Here we are features remarkable new acquisitions for the Gallery's collection by some of the most compelling women artists at work today. Tracing the many and complex forms that 'we' can take, their works present human relationships in all their intricacy, pathos and power.

The Sydney Community Foundation Sydney Women's Fund and The Maybanke Fund are delighted to support this exhibition of women artists.

Please save the date and join us for an evening with internationally acclaimed artist, Jenny Saville, in conversation with Art Gallery NSW head curator, Justin Paton. Plus, an exclusive after hours viewing of the exhibition.


Image: Portrait of Jenny Saville by A. Saville B & W Credit Photo by A. Saville.

About Jenny Saville

Human perception of the body is so acute and knowledgeable that the smallest hint of a body can trigger recognition.
—Jenny Saville

In her depictions of the human form, Jenny Saville transcends the boundaries of both classical figuration and modern abstraction. Oil paint, applied in heavy layers, becomes as visceral as flesh itself, each painted mark maintaining a supple, mobile life of its own. As Saville pushes, smears, and scrapes the pigment over her large-scale canvases, the distinctions between living, breathing bodies and their painted representations begin to collapse.

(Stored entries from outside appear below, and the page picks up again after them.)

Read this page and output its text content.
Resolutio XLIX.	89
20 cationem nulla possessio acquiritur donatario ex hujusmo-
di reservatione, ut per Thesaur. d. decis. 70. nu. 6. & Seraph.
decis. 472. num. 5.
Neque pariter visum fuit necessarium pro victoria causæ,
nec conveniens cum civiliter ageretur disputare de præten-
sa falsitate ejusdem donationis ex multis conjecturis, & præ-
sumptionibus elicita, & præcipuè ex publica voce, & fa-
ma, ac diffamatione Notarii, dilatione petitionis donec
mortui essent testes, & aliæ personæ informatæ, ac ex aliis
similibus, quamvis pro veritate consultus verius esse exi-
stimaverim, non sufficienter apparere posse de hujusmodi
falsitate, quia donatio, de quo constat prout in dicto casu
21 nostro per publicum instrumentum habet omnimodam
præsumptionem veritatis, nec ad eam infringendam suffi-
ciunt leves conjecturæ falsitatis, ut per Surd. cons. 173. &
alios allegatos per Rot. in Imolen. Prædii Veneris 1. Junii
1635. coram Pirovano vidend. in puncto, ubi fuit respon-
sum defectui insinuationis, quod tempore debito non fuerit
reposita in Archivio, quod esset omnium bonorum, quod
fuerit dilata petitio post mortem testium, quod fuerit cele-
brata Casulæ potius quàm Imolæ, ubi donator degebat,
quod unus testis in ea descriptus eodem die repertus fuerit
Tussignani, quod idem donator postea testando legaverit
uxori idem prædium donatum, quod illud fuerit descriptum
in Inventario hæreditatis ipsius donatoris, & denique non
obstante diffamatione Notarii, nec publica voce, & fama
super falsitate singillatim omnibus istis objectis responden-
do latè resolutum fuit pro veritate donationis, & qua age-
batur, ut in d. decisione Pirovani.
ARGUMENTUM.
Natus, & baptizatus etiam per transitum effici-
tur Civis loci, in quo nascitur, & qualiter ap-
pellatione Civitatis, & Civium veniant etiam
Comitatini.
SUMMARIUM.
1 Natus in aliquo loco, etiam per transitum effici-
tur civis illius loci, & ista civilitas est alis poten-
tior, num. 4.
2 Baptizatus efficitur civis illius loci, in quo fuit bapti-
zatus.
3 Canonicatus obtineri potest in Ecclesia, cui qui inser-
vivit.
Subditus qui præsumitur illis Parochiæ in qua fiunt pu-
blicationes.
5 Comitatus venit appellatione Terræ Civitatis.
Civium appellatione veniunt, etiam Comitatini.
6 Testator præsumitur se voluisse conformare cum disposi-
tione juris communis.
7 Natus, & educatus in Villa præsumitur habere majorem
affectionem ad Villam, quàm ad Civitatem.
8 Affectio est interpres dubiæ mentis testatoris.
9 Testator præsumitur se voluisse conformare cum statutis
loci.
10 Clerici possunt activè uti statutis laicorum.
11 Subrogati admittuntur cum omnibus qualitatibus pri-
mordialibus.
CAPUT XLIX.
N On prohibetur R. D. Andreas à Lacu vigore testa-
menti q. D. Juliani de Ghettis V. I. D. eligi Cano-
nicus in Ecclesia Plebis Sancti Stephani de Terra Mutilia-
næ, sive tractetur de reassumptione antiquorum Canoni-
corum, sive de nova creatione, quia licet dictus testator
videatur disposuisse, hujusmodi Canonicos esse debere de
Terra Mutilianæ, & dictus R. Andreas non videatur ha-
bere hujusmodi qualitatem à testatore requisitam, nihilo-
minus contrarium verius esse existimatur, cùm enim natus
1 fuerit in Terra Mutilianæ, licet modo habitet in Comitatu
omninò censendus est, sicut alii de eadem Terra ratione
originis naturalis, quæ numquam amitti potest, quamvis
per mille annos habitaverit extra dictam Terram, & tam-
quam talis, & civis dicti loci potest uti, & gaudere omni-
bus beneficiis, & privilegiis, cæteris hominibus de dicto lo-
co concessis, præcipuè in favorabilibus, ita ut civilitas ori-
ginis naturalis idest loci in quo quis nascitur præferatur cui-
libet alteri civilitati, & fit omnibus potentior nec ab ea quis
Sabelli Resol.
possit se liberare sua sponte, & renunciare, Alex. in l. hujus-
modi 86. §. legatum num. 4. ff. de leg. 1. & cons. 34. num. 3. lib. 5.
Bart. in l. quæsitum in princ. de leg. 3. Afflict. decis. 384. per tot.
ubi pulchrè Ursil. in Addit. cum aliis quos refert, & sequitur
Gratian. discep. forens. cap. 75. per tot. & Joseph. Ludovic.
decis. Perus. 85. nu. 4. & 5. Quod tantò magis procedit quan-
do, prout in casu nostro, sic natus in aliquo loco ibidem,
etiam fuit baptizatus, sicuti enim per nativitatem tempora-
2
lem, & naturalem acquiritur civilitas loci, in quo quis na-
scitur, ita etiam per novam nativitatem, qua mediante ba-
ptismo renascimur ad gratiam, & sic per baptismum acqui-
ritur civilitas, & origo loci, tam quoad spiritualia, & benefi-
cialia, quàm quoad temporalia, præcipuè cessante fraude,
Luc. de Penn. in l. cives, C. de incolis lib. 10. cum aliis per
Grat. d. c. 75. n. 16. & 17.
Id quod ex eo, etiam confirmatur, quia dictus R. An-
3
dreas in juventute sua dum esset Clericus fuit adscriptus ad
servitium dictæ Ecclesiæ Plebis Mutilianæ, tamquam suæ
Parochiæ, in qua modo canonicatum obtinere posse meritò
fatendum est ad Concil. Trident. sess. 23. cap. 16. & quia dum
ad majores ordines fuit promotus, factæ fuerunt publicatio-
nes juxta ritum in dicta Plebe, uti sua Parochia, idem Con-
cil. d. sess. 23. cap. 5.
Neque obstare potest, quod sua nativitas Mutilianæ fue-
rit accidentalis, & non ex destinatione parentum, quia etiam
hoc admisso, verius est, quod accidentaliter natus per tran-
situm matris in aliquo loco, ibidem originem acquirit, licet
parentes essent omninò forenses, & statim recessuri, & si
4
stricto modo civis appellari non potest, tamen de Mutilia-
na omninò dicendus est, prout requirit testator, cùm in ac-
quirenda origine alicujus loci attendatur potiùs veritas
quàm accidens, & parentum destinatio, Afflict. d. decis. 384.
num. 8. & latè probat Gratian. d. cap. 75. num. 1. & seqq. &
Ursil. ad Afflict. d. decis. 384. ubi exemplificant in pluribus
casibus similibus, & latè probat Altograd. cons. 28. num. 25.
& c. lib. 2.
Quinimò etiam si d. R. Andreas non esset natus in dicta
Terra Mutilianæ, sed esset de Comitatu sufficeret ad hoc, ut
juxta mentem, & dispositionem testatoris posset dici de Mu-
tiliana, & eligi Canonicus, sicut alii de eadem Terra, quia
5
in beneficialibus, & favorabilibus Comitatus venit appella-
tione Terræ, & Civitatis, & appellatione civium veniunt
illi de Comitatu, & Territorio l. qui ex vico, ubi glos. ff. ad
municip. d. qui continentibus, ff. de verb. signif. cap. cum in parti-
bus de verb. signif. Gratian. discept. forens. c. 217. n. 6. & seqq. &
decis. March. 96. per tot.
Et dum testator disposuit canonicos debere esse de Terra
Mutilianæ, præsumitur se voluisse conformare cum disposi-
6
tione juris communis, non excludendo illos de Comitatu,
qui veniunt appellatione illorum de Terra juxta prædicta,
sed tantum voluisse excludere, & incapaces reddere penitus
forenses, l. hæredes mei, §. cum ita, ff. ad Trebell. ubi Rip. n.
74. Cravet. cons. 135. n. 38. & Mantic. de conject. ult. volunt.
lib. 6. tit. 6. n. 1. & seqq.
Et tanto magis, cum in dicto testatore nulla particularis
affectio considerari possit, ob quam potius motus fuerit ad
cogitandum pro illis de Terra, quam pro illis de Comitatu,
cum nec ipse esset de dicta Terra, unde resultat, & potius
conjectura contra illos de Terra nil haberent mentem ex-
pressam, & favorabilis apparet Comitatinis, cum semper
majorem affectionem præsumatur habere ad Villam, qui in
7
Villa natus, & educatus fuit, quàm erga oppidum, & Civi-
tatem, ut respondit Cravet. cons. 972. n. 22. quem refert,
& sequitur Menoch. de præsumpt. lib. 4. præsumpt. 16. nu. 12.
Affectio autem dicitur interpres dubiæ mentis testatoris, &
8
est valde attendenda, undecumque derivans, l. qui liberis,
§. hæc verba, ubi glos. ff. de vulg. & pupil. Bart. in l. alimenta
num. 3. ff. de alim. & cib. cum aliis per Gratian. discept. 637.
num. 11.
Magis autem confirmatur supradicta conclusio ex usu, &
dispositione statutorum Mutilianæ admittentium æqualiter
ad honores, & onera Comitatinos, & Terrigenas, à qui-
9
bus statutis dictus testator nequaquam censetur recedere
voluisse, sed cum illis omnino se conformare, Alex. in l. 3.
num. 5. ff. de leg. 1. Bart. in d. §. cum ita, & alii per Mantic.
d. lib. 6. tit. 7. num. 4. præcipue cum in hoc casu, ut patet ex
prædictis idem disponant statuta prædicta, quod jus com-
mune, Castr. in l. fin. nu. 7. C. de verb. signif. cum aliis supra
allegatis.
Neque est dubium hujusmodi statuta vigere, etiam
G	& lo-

Born in 1970 in Cambridge, England, Saville attended the Glasgow School of Art from 1988 to 1992, spending a term at the University of Cincinnati in 1991. Her studies focused her interest in “imperfections” of flesh, with all of its societal implications and taboos. Saville had been captivated with these details since she was a child; she has spoken of seeing the work of Titian and Tintoretto on trips with her uncle, and of observing the way that her piano teacher’s two breasts—squished together in her shirt—became one large mass. While on a fellowship in Connecticut in 1994, Saville was able to observe a New York City plastic surgeon at work. Studying the reconstruction of human flesh was formative in her perception of the body—its resilience, as well as its fragility. Her time with the surgeon fueled her examination into the seemingly infinite ways that flesh is transformed and disfigured. She explored medical pathologies; viewed cadavers in the morgue; examined animals and meat; studied classical and Renaissance sculpture; and observed intertwined couples, mothers with their children, individuals whose bodies challenge gender dichotomies, and more.

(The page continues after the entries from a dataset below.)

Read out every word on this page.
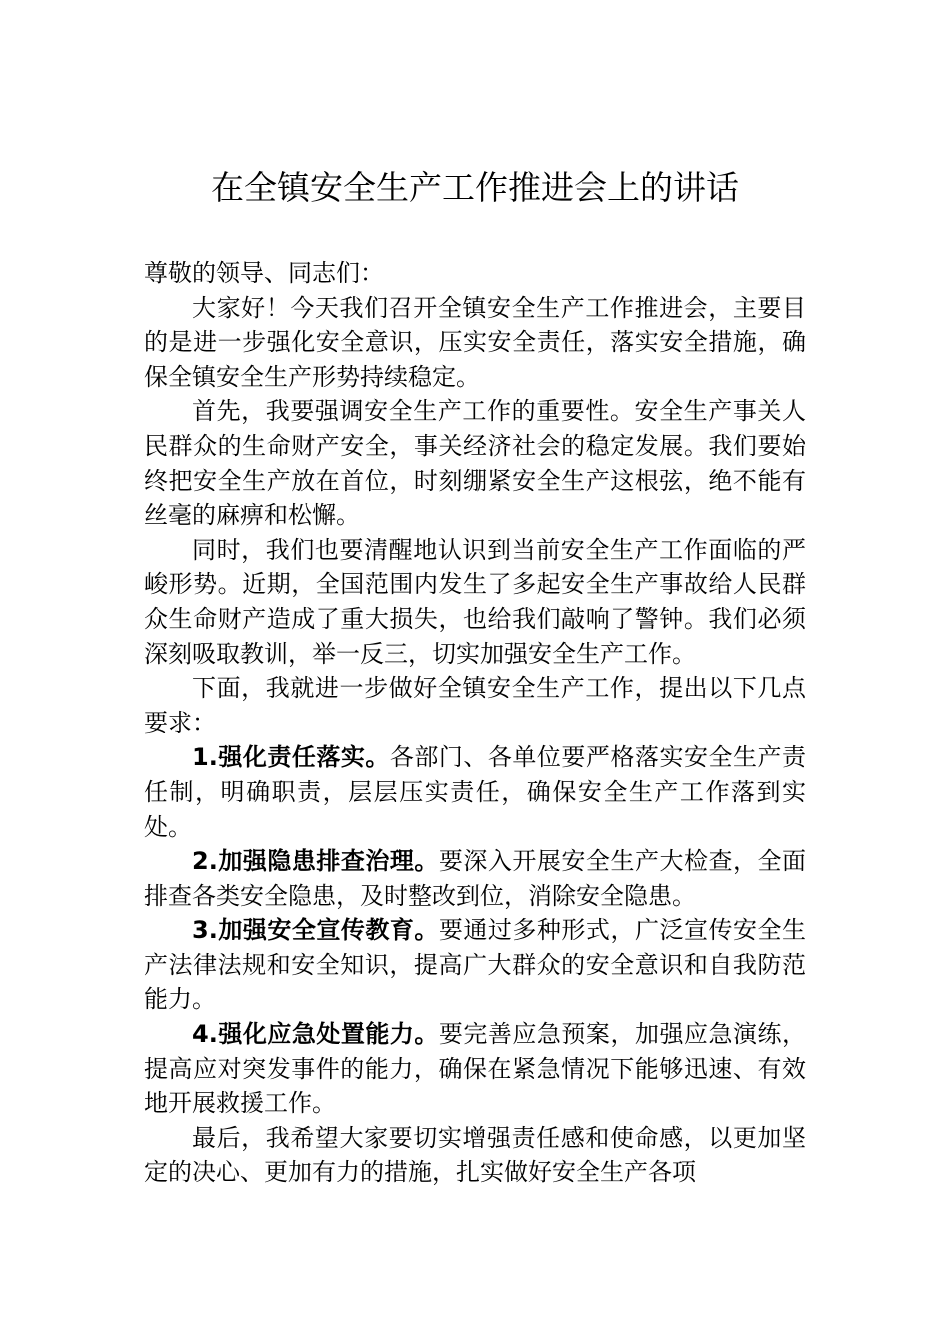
在全镇安全生产工作推进会上的讲话

尊敬的领导、同志们：

大家好！今天我们召开全镇安全生产工作推进会，主要目的是进一步强化安全意识，压实安全责任，落实安全措施，确保全镇安全生产形势持续稳定。

首先，我要强调安全生产工作的重要性。安全生产事关人民群众的生命财产安全，事关经济社会的稳定发展。我们要始终把安全生产放在首位，时刻绷紧安全生产这根弦，绝不能有丝毫的麻痹和松懈。

同时，我们也要清醒地认识到当前安全生产工作面临的严峻形势。近期，全国范围内发生了多起安全生产事故给人民群众生命财产造成了重大损失，也给我们敲响了警钟。我们必须深刻吸取教训，举一反三，切实加强安全生产工作。

下面，我就进一步做好全镇安全生产工作，提出以下几点要求：

1.强化责任落实。各部门、各单位要严格落实安全生产责任制，明确职责，层层压实责任，确保安全生产工作落到实处。

2.加强隐患排查治理。要深入开展安全生产大检查，全面排查各类安全隐患，及时整改到位，消除安全隐患。

3.加强安全宣传教育。要通过多种形式，广泛宣传安全生产法律法规和安全知识，提高广大群众的安全意识和自我防范能力。

4.强化应急处置能力。要完善应急预案，加强应急演练，提高应对突发事件的能力，确保在紧急情况下能够迅速、有效地开展救援工作。

最后，我希望大家要切实增强责任感和使命感，以更加坚定的决心、更加有力的措施，扎实做好安全生产各项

A member of the Young British Artists (YBAs), the loose group of painters and sculptors who came to prominence in the late 1980s and early 1990s, Saville reinvigorated contemporary figurative painting by challenging the limits of the genre and raising questions about society’s perception of the body and its potential. Though forward-looking, her work reveals a deep awareness, both intellectual and sensory, of how the body has been represented over time and across cultures—from antique and Hindu sculpture, to Renaissance drawing and painting, to the work of modern artists such as Henri Matisse, Willem de Kooning, and Pablo Picasso. In the striking faces, jumbled limbs, and tumbling folds of her paintings, one may perceive echoes of Titian’s Venus of Urbino (c. 1532), Rubens’s Christ in the Descent from the Cross (1612–14), Manet’s Olympia (1863), and faces and bodies culled from magazines and tabloid newspapers. Saville’s paintings refuse to fit smoothly into an historical arc; instead, each body comes forward, autonomous, voluminous, and always refusing to hide.

Here we are exhibition is proudly presented by Art Gallery of New South Wales. 


Sydney Community Foundation's Sydney Women's Fund and The Maybanke Fund are pleased to support the Art Gallery of New South Wales 'Here we are' exhibition and host an evening in conversation with Jenny Saville and Justin Paton.